TechCritical flaw in Android: Google has patched it, but this is only half of the story

Critical flaw in Android: Google has patched it, but this is only half of the story

Smartphone with Android
Smartphone with Android
Images source: © Dobreprogramy

11:39 PM EST, December 5, 2023

An acute flaw has been identified in Android, which Google has fixed with the December security bulletin. This issue affects versions 11, 12, 12L, 13, and 14 of Android, which make up a significant portion of the popular releases worldwide. However, Google's intervention does not immediately guarantee user safety.

Further details can be found in the Android security bulletin released on December 4th. Android Central highlights the most serious complication, marked with the symbol CVE-2023-40088. It allows the potential of executing a use-after-free attack following one of the stages of Android's operation when handling wireless connectivity. This could lead to the execution of arbitrary code on the phone.

Although theoretically, the flaw can be exploited remotely, in reality, the threat is somewhat limited. A connection within the same Wi-Fi network is necessary, or a proximity to the victim - to leverage a Bluetooth or NFC connection (similar to a recently identified issue with Bluetooth connectivity). Google has rated the CVE-2023-40088 flaw as critical. According to Google, it has been fixed in Android 11, 12, 12L, 13, and 14 - versions of Android that, according to data from statcounter, operate over 72 percent of the devices on the market.

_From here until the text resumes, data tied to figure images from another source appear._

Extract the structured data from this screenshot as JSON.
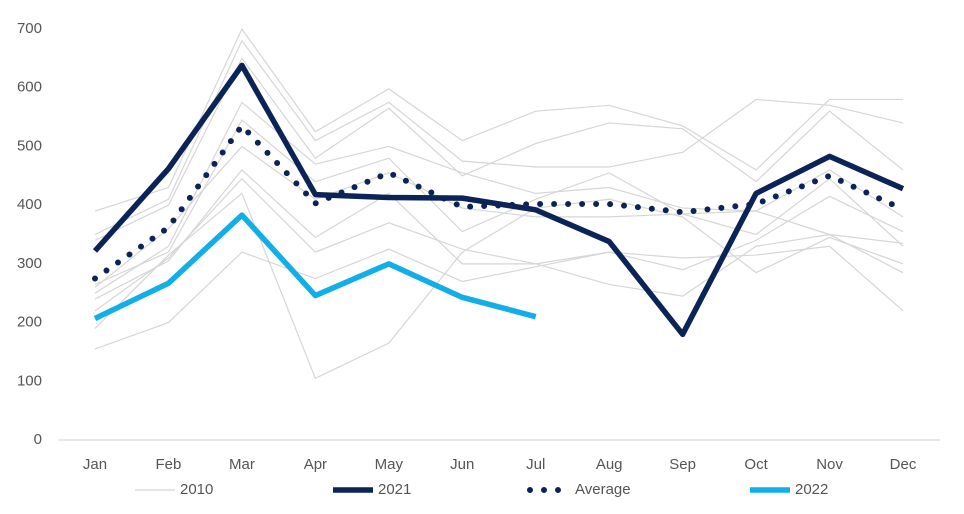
{
  "chart_data": {
    "type": "line",
    "categories": [
      "Jan",
      "Feb",
      "Mar",
      "Apr",
      "May",
      "Jun",
      "Jul",
      "Aug",
      "Sep",
      "Oct",
      "Nov",
      "Dec"
    ],
    "ylim": [
      0,
      700
    ],
    "yticks": [
      0,
      100,
      200,
      300,
      400,
      500,
      600,
      700
    ],
    "series": [
      {
        "name": "2010",
        "color": "#d6d6d6",
        "line_style": "thin",
        "values": [
          155,
          200,
          320,
          275,
          325,
          270,
          295,
          320,
          310,
          315,
          330,
          220
        ]
      },
      {
        "color": "#d6d6d6",
        "line_style": "thin",
        "values": [
          390,
          430,
          700,
          525,
          598,
          510,
          560,
          570,
          535,
          460,
          580,
          580
        ]
      },
      {
        "color": "#d6d6d6",
        "line_style": "thin",
        "values": [
          350,
          410,
          680,
          510,
          575,
          475,
          465,
          465,
          490,
          580,
          570,
          540
        ]
      },
      {
        "color": "#d6d6d6",
        "line_style": "thin",
        "values": [
          340,
          400,
          650,
          480,
          565,
          450,
          505,
          540,
          530,
          440,
          560,
          460
        ]
      },
      {
        "color": "#d6d6d6",
        "line_style": "thin",
        "values": [
          250,
          330,
          575,
          470,
          500,
          455,
          420,
          430,
          395,
          390,
          460,
          380
        ]
      },
      {
        "color": "#d6d6d6",
        "line_style": "thin",
        "values": [
          265,
          320,
          545,
          440,
          480,
          355,
          410,
          455,
          385,
          350,
          445,
          330
        ]
      },
      {
        "color": "#d6d6d6",
        "line_style": "thin",
        "values": [
          240,
          305,
          460,
          345,
          420,
          300,
          300,
          320,
          290,
          340,
          415,
          355
        ]
      },
      {
        "color": "#d6d6d6",
        "line_style": "thin",
        "values": [
          220,
          310,
          445,
          320,
          370,
          325,
          300,
          265,
          245,
          330,
          350,
          285
        ]
      },
      {
        "color": "#d6d6d6",
        "line_style": "thin",
        "values": [
          190,
          315,
          420,
          105,
          165,
          320,
          395,
          410,
          380,
          285,
          345,
          300
        ]
      },
      {
        "color": "#d6d6d6",
        "line_style": "thin",
        "values": [
          260,
          360,
          500,
          410,
          455,
          395,
          380,
          380,
          385,
          390,
          350,
          335
        ]
      },
      {
        "name": "2021",
        "color": "#0c2357",
        "line_style": "solid",
        "values": [
          322,
          462,
          638,
          418,
          413,
          412,
          392,
          338,
          180,
          420,
          483,
          428
        ]
      },
      {
        "name": "Average",
        "color": "#0c2357",
        "line_style": "dotted",
        "values": [
          275,
          362,
          535,
          403,
          455,
          397,
          402,
          402,
          388,
          402,
          450,
          393
        ]
      },
      {
        "name": "2022",
        "color": "#12aee8",
        "line_style": "solid",
        "values": [
          207,
          267,
          383,
          246,
          300,
          243,
          210,
          null,
          null,
          null,
          null,
          null
        ]
      }
    ]
  }
}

Unfortunately, Google's resolution of the issue in the Android patch bulletin does not instantly provide safety to all devices on the market. Updates are still necessary from smartphone manufacturers, who distribute them using their over-the-air (OTA) update systems.

The speed of patching such flaws on end-user devices is not what Android is famous for. Consequently, users should be prepared for several weeks before the fixes reach all devices that are eligible for updates. Regrettably, some devices may never receive the required security update due to their support period ending.